Attention All Heterosexual Men!
Are you disillusioned by your lifestyle? Do you want more from life besides monster truck shows? Do Budweiser commercials confuse you? Are you tired of being a year behind in fashion? Do you wish you had a nice apartment like the ones you see on "Will & Grace"?
YOU ARE NOT ALONE! Act now, and you’ll be on your way to living a fabulous, glamorous life as a HOMOSEXUAL! We are now recruiting heterosexual men ages 18-65 to become homosexuals. Let us assist you in your transformation from bland to beautiful! We’ll give you all the steps you’ll need to be a happy fairy, such as:
- Drag Queen make-up tips!
- How to have sex with a man WITHOUT the six pack of beer!
- How to decorate with frills and throw pillows to brighten up any room!
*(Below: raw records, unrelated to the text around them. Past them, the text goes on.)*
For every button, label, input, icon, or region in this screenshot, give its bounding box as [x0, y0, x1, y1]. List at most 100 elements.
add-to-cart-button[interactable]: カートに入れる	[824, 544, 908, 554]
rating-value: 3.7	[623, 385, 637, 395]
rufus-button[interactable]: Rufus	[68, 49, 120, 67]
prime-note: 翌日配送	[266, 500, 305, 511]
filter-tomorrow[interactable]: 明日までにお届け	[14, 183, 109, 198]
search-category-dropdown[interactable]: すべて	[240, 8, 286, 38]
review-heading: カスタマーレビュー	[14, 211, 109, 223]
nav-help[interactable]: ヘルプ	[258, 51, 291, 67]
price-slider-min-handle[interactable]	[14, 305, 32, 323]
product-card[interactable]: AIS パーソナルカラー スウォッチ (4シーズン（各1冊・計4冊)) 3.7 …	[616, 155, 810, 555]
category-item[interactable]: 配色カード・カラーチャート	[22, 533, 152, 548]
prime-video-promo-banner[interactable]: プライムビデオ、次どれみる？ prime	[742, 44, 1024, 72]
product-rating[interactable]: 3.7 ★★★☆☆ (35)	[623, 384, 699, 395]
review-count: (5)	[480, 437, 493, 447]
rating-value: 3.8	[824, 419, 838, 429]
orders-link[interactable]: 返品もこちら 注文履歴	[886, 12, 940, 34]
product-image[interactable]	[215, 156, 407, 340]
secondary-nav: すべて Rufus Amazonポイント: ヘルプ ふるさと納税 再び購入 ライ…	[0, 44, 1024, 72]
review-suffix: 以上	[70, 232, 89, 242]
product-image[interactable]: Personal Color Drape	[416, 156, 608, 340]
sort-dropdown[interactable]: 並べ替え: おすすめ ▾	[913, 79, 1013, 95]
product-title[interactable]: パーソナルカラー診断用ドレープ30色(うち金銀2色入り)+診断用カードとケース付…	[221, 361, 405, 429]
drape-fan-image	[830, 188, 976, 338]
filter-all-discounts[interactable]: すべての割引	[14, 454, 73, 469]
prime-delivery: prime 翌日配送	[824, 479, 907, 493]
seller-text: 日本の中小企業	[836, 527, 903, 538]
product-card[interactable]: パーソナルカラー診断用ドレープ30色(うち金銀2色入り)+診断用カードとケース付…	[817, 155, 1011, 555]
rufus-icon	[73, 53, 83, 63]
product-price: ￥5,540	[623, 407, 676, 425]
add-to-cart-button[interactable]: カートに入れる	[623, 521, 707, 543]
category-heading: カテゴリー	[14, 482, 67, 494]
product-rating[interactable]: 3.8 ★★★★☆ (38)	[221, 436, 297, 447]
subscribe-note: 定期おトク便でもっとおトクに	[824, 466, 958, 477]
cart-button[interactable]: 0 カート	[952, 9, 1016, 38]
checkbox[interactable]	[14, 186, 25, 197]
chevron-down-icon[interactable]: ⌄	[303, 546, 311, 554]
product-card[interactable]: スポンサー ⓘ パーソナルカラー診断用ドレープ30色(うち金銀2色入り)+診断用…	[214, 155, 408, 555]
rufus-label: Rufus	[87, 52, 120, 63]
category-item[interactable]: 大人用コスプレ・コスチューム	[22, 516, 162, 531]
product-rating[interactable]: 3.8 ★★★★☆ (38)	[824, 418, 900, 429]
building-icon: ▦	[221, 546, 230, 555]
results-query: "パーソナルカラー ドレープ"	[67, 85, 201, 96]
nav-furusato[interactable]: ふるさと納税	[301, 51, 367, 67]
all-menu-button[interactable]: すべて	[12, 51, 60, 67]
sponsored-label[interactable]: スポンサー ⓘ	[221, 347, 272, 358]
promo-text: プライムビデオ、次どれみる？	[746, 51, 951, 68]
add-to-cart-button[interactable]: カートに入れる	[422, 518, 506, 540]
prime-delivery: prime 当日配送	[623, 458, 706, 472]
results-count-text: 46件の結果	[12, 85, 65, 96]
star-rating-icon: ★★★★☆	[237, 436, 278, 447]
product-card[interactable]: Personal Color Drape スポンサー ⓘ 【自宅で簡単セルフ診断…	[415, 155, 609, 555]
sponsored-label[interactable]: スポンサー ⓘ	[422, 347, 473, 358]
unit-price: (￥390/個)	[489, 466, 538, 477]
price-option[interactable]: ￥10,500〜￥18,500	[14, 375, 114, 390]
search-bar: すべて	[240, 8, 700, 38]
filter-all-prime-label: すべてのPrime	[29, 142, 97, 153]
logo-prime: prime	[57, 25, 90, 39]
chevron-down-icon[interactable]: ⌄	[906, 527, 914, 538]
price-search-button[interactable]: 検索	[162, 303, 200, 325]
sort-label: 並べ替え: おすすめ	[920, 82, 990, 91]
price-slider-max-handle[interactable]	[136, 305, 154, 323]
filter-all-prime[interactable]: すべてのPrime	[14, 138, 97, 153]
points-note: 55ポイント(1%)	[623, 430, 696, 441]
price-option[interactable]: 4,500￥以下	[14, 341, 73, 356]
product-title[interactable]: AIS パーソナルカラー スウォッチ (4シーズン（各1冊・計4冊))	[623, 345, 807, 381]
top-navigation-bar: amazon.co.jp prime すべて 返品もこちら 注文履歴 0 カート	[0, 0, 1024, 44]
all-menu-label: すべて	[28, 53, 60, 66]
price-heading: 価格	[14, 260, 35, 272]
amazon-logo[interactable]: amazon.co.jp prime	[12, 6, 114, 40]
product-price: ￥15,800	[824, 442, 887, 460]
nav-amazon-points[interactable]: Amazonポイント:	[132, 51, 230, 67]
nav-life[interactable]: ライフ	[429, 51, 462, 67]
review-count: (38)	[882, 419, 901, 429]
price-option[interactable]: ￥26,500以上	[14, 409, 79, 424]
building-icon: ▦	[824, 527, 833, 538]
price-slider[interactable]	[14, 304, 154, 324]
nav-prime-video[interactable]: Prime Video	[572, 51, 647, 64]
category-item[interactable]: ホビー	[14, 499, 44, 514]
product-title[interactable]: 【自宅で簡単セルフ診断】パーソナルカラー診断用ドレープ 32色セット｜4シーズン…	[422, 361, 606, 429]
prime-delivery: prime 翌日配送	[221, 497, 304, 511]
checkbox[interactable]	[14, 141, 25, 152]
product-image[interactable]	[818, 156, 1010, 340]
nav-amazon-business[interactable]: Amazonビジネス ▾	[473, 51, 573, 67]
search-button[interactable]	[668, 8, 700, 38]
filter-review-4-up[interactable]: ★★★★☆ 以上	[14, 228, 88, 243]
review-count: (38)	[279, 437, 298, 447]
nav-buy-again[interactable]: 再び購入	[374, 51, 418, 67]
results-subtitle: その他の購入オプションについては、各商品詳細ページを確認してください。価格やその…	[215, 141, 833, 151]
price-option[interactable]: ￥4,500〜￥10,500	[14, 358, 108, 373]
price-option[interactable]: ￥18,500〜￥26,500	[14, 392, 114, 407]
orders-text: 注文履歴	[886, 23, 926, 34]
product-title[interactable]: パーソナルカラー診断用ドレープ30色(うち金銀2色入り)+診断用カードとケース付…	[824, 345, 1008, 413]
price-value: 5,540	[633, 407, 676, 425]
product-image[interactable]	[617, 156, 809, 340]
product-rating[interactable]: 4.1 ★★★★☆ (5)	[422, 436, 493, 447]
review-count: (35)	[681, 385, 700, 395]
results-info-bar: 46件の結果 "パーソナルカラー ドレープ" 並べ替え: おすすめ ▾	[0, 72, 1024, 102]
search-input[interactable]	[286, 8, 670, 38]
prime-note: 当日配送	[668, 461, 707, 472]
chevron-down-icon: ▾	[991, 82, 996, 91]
- Essential Madonna and Cher records to own
- That tongue trick invented circa 1978 in some alley in NYC
- Ricky Martin’s fan club address
- Style and grooming tips NO self respecting gay would be without (hope you’re not too attached to that uni-brow)
- How to wear a G-string with poise and dignity (we’ll insert a few bucks to get you started)
- Finger-snapping lessons, and a dialect coach to assist in "gaylingo"
- Learn important historical dates, like: the year Donna Summer won her first Grammy, Barbra’s wedding anniversary, and the day Judy died!
ACT NOW AND YOU’LL RECEIVE A GOLD-PLATED CLOSET DOOR HINGE TO SYMBOLIZE YOUR FREEDOM!
Don’t delay any longer! Do you want to have more women hanging off you than when you were straight? Aren’t you tired of the snickers whenever you walk into a room?
Call 1-800-976-HOMO to BEGIN YOUR LIFE AS A FABULOUS FAG!!!